Eat System - Google Maps Crawler

File: cogs/eat/providers/googlemap_crawler.py

The GoogleMapCrawler class is responsible for fetching real-time restaurant data from Google Maps. It uses the Selenium library to automate a Chrome browser, enabling it to perform searches and scrape information from the resulting pages.

GoogleMapCrawler Class

__init__(self)

Initializes the Selenium WebDriver. It configures Chrome to run in headless mode (without a visible UI) for efficiency.

search(self, keyword)

This is the main method of the class.

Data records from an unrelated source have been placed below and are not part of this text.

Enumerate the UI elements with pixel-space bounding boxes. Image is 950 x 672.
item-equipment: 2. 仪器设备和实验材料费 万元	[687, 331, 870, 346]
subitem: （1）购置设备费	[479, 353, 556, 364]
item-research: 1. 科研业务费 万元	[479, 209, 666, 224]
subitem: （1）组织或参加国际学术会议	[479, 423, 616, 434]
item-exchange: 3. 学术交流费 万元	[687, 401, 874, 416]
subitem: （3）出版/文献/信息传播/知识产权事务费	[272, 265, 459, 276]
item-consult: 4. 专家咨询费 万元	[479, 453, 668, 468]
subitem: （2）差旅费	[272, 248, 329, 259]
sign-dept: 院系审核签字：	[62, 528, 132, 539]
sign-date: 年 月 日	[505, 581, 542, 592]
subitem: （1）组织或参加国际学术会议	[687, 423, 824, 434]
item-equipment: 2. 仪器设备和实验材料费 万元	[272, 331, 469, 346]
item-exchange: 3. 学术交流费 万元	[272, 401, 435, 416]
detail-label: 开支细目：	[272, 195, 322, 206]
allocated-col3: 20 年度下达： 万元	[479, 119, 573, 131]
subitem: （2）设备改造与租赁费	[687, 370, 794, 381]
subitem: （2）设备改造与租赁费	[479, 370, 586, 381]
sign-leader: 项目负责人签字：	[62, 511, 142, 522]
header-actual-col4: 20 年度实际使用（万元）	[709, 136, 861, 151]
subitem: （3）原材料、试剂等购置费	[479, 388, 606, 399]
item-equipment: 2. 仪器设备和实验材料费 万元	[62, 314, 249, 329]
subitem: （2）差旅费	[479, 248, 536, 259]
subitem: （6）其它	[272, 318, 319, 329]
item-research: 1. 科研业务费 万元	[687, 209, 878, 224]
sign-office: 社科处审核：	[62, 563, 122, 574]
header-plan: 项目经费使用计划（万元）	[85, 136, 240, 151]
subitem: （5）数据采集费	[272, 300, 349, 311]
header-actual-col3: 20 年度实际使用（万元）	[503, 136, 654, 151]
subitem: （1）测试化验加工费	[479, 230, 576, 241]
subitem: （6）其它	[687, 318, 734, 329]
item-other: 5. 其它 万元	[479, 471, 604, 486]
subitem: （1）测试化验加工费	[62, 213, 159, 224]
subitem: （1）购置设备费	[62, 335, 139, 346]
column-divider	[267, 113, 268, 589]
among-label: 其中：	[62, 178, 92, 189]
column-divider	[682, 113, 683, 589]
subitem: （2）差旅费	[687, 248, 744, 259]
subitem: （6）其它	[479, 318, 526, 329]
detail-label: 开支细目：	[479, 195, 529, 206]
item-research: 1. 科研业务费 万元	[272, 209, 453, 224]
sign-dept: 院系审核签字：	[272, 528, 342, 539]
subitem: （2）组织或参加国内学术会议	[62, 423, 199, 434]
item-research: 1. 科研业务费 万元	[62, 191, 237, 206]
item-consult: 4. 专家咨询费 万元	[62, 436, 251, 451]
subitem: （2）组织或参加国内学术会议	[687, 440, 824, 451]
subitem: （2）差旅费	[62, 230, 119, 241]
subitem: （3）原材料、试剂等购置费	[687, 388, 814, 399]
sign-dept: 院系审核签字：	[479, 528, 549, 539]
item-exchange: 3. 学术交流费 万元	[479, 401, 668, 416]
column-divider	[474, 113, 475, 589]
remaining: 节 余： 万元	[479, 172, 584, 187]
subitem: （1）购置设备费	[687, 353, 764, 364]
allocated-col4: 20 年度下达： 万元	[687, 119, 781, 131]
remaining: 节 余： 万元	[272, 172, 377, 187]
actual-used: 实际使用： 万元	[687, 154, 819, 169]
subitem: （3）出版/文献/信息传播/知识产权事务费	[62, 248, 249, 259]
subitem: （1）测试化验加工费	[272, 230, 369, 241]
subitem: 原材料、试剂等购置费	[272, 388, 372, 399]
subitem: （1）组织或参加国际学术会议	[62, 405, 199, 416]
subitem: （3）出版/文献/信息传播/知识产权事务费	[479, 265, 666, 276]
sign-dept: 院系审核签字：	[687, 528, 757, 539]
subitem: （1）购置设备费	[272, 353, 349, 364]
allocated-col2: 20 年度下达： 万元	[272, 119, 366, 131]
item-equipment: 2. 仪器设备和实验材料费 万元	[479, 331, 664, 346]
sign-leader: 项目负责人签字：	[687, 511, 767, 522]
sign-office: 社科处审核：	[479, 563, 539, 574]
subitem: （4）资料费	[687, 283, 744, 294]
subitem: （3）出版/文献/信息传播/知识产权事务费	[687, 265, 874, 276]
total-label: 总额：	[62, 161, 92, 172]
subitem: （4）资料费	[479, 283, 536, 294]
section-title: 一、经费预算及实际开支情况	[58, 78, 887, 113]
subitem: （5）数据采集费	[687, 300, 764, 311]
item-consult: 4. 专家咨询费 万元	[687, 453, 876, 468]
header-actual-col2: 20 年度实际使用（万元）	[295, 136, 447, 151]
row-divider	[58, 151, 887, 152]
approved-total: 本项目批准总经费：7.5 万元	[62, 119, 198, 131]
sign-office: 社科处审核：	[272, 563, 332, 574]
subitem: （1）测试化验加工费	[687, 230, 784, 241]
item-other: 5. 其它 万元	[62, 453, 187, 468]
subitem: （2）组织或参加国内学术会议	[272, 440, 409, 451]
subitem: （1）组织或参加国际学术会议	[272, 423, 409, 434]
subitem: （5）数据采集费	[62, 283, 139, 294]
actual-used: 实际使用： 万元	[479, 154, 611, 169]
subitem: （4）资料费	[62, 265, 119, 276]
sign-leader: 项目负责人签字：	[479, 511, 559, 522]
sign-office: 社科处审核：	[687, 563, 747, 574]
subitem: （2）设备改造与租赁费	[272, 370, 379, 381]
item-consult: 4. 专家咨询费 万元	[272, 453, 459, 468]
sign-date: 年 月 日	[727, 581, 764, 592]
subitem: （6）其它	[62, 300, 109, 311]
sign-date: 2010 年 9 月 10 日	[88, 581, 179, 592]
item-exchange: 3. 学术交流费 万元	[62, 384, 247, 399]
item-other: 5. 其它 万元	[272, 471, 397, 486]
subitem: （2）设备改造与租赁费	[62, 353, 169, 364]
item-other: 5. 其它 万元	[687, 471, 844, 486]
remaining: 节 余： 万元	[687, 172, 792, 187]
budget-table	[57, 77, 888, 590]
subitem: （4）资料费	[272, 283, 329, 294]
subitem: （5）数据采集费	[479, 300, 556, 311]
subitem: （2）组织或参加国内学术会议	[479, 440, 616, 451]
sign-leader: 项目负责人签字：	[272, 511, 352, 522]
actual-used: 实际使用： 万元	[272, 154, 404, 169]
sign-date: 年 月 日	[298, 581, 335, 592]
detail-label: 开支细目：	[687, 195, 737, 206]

It performs a search on Google Maps and returns detailed information about a randomly selected restaurant.

  • Parameters:
    • keyword (str): The food type or restaurant name to search for (e.g., "pizza", "Taverna Siguenza").
  • Returns: A tuple containing the following information about the restaurant:
    1. title (str): The name of the restaurant.
    2. rating (str): The star rating (e.g., "4.5 stars").
    3. category (str): The type of restaurant (e.g., "Italian restaurant").
    4. address (str): The physical address.
    5. url (str): The Google Maps URL for the restaurant.
    6. reviews (str): A string containing snippets of user reviews.
    7. menu (str): A URL to the menu image, if available.

Crawling Process

  1. Initial Search: Navigates to https://www.google.com/maps/search/{keyword} restaurant.
  2. Result Selection: It finds all the search result links on the page and randomly clicks one to navigate to the restaurant's specific page.
  3. Data Extraction: It uses BeautifulSoup to parse the HTML of the restaurant's page and extracts key information like the title, rating, address, and category.
  4. Review Scraping: It scrolls down the page to load user reviews and then extracts the text from them.
  5. Menu Scraping: It attempts to find and click the "Menu" button to reveal and scrape the URL of the menu image.
  6. Cleanup: The close() method is called to shut down the WebDriver instance when it's no longer needed.